Dans notre cas, Tom Serena avait largement de quoi détester sa belle-mère, et il nous le dit, candidement. Estelle aussi nous raconte sans réticence ses difficultés avec sa mère. Marianne, au final, avoue à demi-mot que sa mère était une véritable peste. Les voisins et la concierge n’ont pas leur langue dans leur poche. Il n’y a que Sonia et Alain qui font preuve de retenue. Ou alors, ils ont été vachement chanceux ; les seuls à ne pas avoir été accablés par Louise. Mais mon expérience de la vie m’a appris qu’une personne ne change pas. Si cette personne est une harpie, harpie elle le reste avec tout le monde, (sauf quelques exceptions, comme les pervers narcissiques et les tyrans domestiques qui sont adorables avec la terre entière, sauf avec leurs victimes). Dans ce chœur unanime, les voilà qu’ils restent discrets, positifs. Tu ne trouves pas ça bizarre, toi ?

 Stéphane ne sut quoi répondre.

-     Mais bon, finit par conclure Ben. Ce n’étaient que des réflexions exprimées à voix haute. Allons bavarder avec notre Tom Serena.

Ils le trouvèrent attablé devant un copieux petit-déjeuner. Ses yeux s’écarquillèrent à la vue des deux inspecteurs genevois qui venaient droit vers lui.

-      Bonjour, M. Serena, dit avec bonhomie Ben. On vous dérange ? Pouvons-nous nous assoir avec vous un instant ?

-         Bonjour. Mais comment savez-vous que je suis ici ?

-         La police sait toujours tout, M. Serena, répliqua avec un sourire Ben.

En effet, l’autre jour, à Neuchâtel, nous avons oublié de vous poser une ou deux questions. Dès qu’on a su que vous étiez parmi nous, on s’est dit que c’était là une excellente occasion de venir vous les poser.

La première est la suivante : à quand remonte la dernière fois que vous êtes venu à Genève ? A part celle-ci, évidemment.

Est-ce qu’ils savent ou ne savent-ils pas ? Le cerveau de Tom était en ébullition.

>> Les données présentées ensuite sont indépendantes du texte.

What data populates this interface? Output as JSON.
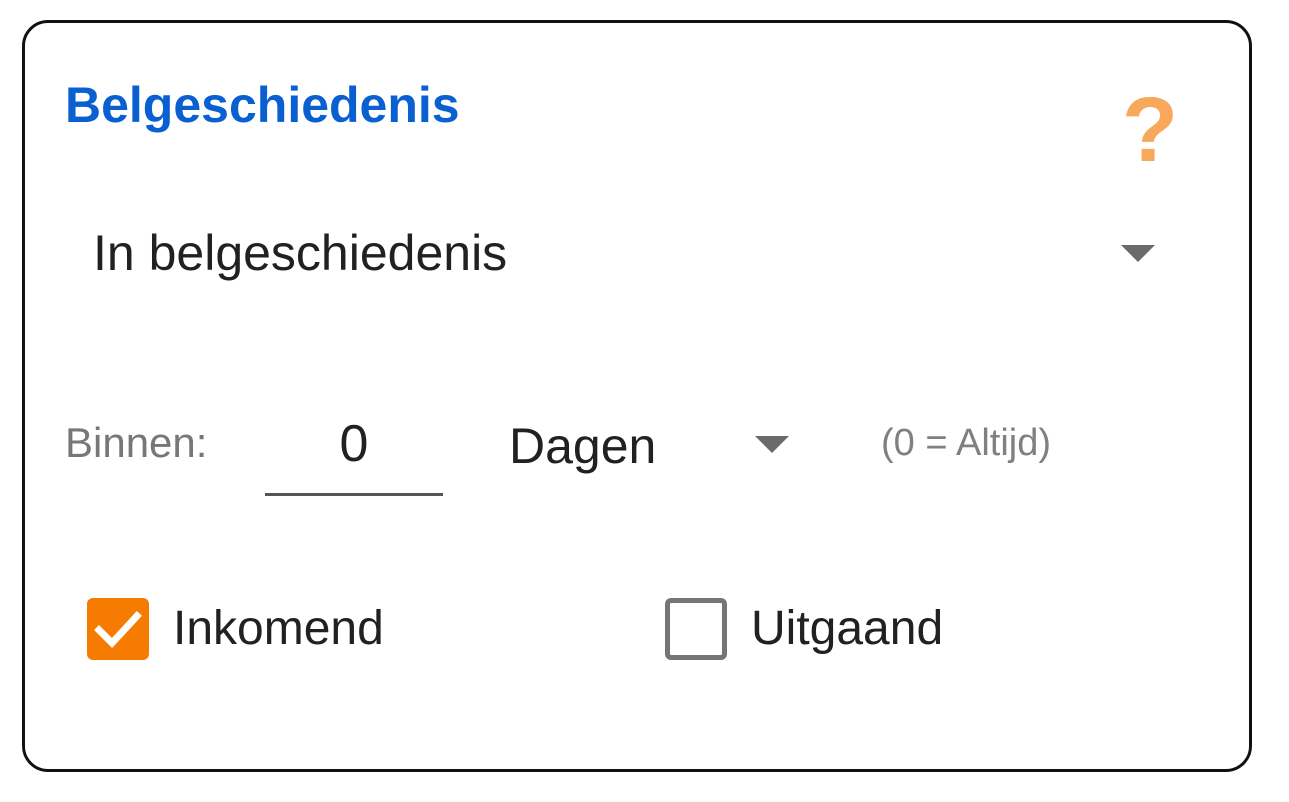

Tout était trop inattendu pour lui, leur apparition, leur question (plus que pertinente). Jusqu’à l’instant, il se réjouissait de savourer le petit-déjeuner étalé devant lui, avant de se lancer à la poursuite du meurtrier. Maintenant, il glissait à la vitesse de la lumière dans un puits d’incertitude et d’angoisse.

Que fallait-il faire ? Leur raconter la vérité ? S’il leur racontait, allaient-ils le mettre en garde à vue ? Dans ce cas, comment allait-il pouvoir s’en sortir ? Fallait-il se lever, renverser la table, s’enfuir ? Mais il n’en fit rien et choisit le parti de répondre… avec prudence.

-         L’autre jour, répondit-il. Je devrais vérifier la date. En soirée.

-        Pourquoi ne pas nous l’avoir signalé lors de votre audition ?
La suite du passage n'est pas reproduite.